Jenkins Slave 403 although Anonymous Slave connect has been enabled
Nothing like an answer 1.5 years later but I just ran across this!
The way I handled this is with the Role-Based Strategy plugin.
Summary
The basics are:
- Add and enable the Role-Based Strategy plugin
- Create a global group swarmclient
- Grant the swarmclient group the slave privileges only
- I currently allow the Anonymous group to be in the swarmclient group.
- In the future I will probably deny swarmclient privileges for the Anonymous group and will instead create accounts in the swarmclient group.
Details
In Manage Jenkins > Configure Global Security > Authorization, enable Role-Based strategy.
In Manage Jenkins > Manage Roles > Manage and Define Roles I added "swarmclient" to the global roles. Give this group Create permissions in the slave section of the global settings:
In newer versions of Jenkins the term "Slave" is replaced by "Agents"
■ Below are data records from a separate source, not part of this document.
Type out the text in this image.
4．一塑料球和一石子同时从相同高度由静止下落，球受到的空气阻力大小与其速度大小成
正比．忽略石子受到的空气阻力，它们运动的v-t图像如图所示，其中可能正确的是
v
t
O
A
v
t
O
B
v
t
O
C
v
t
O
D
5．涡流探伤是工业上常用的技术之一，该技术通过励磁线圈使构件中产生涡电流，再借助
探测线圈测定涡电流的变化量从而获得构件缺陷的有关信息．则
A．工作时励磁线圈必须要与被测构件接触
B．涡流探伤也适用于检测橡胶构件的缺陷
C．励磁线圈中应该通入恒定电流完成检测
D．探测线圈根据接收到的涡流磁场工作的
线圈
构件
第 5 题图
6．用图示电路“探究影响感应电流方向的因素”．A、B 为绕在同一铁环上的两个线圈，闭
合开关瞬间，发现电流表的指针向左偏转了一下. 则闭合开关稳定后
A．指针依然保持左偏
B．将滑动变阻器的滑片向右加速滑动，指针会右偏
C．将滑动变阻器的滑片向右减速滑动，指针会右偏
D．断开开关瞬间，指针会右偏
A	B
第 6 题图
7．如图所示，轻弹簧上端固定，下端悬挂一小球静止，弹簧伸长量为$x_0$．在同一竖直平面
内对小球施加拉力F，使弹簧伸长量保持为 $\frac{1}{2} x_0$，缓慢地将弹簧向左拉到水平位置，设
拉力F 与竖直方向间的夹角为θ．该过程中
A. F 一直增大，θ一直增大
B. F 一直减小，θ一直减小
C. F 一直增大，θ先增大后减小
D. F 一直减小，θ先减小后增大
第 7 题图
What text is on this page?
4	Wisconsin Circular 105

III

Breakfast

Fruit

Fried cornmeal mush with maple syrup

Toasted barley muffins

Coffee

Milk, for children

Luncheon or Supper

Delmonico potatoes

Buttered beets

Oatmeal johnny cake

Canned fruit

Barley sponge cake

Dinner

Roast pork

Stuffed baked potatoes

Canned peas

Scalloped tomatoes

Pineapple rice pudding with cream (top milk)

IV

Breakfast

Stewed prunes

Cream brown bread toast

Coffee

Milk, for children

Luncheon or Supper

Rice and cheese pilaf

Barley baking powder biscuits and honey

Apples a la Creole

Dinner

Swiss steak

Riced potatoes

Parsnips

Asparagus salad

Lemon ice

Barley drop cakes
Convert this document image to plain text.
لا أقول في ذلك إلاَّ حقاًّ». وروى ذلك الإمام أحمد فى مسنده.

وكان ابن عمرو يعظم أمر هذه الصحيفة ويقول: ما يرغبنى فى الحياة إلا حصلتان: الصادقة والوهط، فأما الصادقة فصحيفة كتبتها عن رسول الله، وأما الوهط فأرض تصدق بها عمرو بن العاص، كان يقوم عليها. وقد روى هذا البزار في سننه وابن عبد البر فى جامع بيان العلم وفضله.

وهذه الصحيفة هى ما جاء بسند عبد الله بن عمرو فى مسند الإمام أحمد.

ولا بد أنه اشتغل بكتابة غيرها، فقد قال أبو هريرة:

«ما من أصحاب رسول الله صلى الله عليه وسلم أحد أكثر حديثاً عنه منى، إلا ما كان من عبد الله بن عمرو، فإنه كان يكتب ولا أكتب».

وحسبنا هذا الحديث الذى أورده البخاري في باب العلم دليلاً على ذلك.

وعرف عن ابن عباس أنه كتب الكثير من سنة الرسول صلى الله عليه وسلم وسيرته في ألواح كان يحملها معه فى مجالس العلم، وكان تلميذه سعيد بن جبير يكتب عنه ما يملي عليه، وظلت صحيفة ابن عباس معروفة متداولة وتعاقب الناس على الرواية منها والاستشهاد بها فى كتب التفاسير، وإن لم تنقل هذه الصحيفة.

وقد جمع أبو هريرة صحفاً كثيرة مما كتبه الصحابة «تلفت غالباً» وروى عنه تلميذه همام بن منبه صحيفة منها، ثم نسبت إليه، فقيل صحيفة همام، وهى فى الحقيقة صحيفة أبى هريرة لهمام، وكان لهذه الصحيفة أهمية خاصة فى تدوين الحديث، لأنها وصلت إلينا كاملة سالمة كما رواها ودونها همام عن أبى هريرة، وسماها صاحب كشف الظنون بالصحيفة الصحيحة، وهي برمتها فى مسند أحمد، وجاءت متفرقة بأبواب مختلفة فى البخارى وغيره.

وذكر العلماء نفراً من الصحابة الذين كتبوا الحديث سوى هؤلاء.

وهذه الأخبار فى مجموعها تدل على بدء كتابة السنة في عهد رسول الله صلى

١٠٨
Then in Manage Jenkins > Manage Roles > Assign Roles you add the Anonymous group to the swarmclient group:
And finally, as mentioned above, if you want some restrictions on the machines that can connect as a swarm client, just:
- create user(s) for the swarm
- add them to the swarmclient group
- remove swarmclient permissions (on the Assign Roles) page from the Anonymous group.